Omaha, Neb. — Before they dropped a piano on its head, the Northern Iowa baseball team opened the season with 23 straight road games. Ohio State played more contests in the state of Florida this spring (25) than it did in the state of Ohio (23).
If you really want to get serious, there are two ways to preserve big-time college baseball in the Midwest. The first is for every Division I school north of Branson and east of Salt Lake to dome their stadiums. Good luck with that.
"People aren't too thrilled to sit out in cold weather in a not-very-nice ballpark," offered Arkansas coach Dave Van Horn, who has piloted two different schools from two different regions — Nebraska and the Razorbacks — to the College World Series. "They want to see some things that draw them to the park.
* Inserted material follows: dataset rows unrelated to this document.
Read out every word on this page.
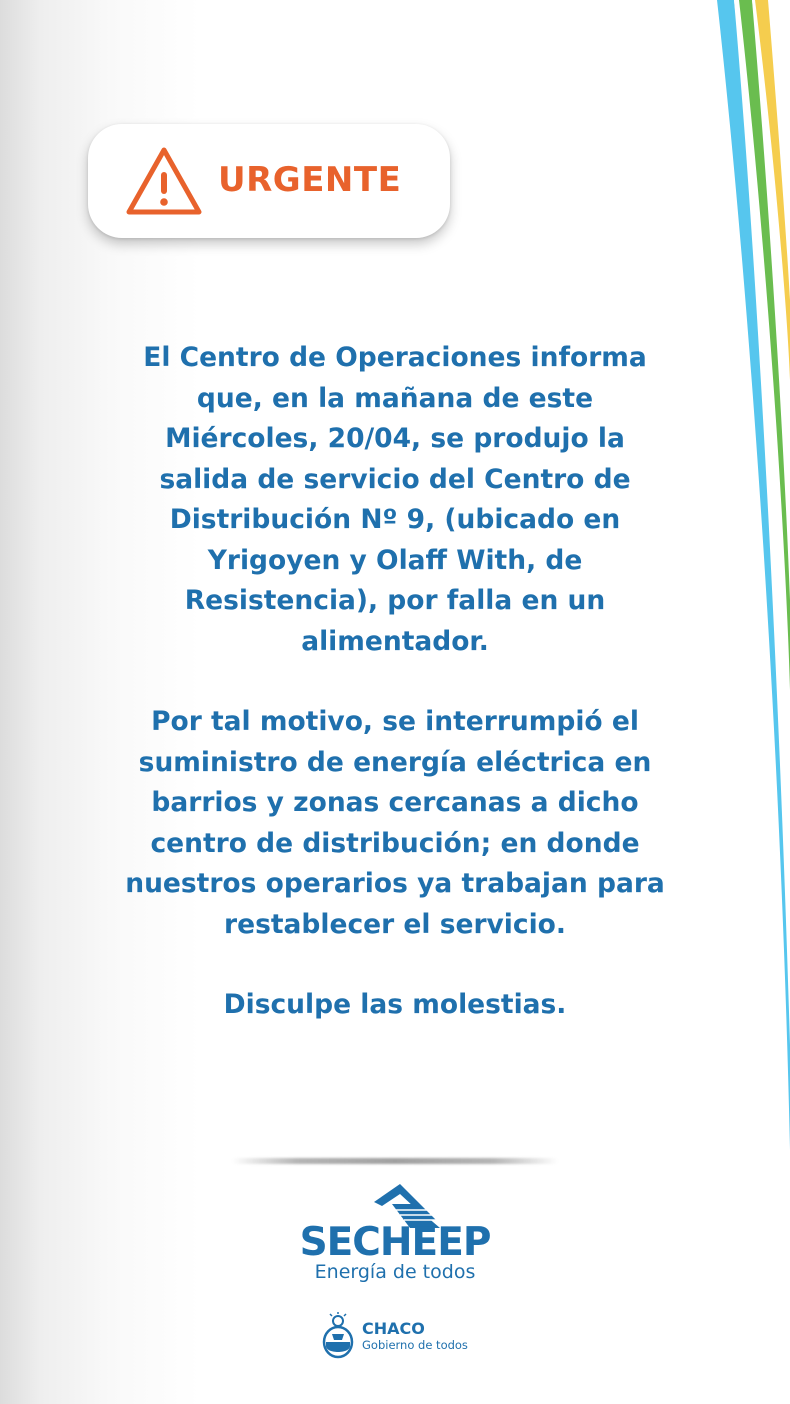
URGENTE

El Centro de Operaciones informa que, en la mañana de este Miércoles, 20/04, se produjo la salida de servicio del Centro de Distribución Nº 9, (ubicado en Yrigoyen y Olaff With, de Resistencia), por falla en un alimentador.

Por tal motivo, se interrumpió el suministro de energía eléctrica en barrios y zonas cercanas a dicho centro de distribución; en donde nuestros operarios ya trabajan para restablecer el servicio.

Disculpe las molestias.

SECHEEP
Energía de todos
CHACO
Gobierno de todos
Some beauty in it."
You could use a lot of words to describe Waterloo's Riverfront Stadium. "Beauty" isn't one of them.
The second idea is to delay the start of the regular season. A number of coaches have suggested an opening date of April 1, just as the NCAA basketball tournaments go riding off into the sunset.
It makes perfect sense, too, until you ponder the end of the slate. Assuming teams need 13 weeks to finish out a regular season and another four for the postseason, that would move the College World Series to - um, the first week of August.
Omaha, no surprise, is not particularly crazy about that idea. Neither is the NCAA.
"The answer, of course, is that we've got a pretty fixed event here on the back end," Tim Weiser, deputy commissioner of the Big 12 and chair of the NCAA Division I baseball committee, offered Tuesday at Rosenblatt Stadium. "We're not going to be able to do much with that."
And there you go. The last true cold-weather school to win a College World Series was Wichita State in 1989, if you're still counting. The Big Ten hasn't placed a team at Rosenblatt since Michigan in 1984.
The Atlantic Coast Conference, the Pac-10 and the Southeastern Conference accounted for five of the eight schools in this year's field. The leagues combined for six of the eight in 2008; four of the eight in 2007; and six of the eight in 2006. If you play where it snows in April, brother, good luck getting your ticket punched.
"The problem is, it's still, to an extent, a regional sport," said Dave Keilitz, executive director of the American Baseball Coaches Association. "And if you don't have people around you playing it, it makes it more difficult to start it up. It makes it easier to drop it if nobody in your region has it. It's not like football, where you go play on the weekend ... the longer you've got to travel, the more expensive it's going to be."
Money wasn't the only reason why the Panthers dropped baseball after 103 years, but it didn't help. Northern Iowa led the life of a typical small, Northern program: Spend the first four weeks of the slate on the road, touring the South or the West, trying not to get your brains beat in while eating giant holes out of your budget. Return home in late March to the cold and the nonexistent crowds that don't help your bottom line, either.
By mid-April, when winter's finally given up the fight, you've only got a month left of games to play. No wonder there's no tradition, no fan base. No wonder Nebraska and Wichita State were the only Midwest schools to crack the top 20 in home attendance in last year.
"I don't know if you'll ever be able to completely level the playing field," Weiser said. "The truth is, I'm not sure there is a way to completely level it."
Weiser's committee meets next month. Considering that the NCAA collected more than $9 million in gross receipts from the '07-08 Division I baseball postseason, second only to men's basketball, don't expect someone to start rocking the boat.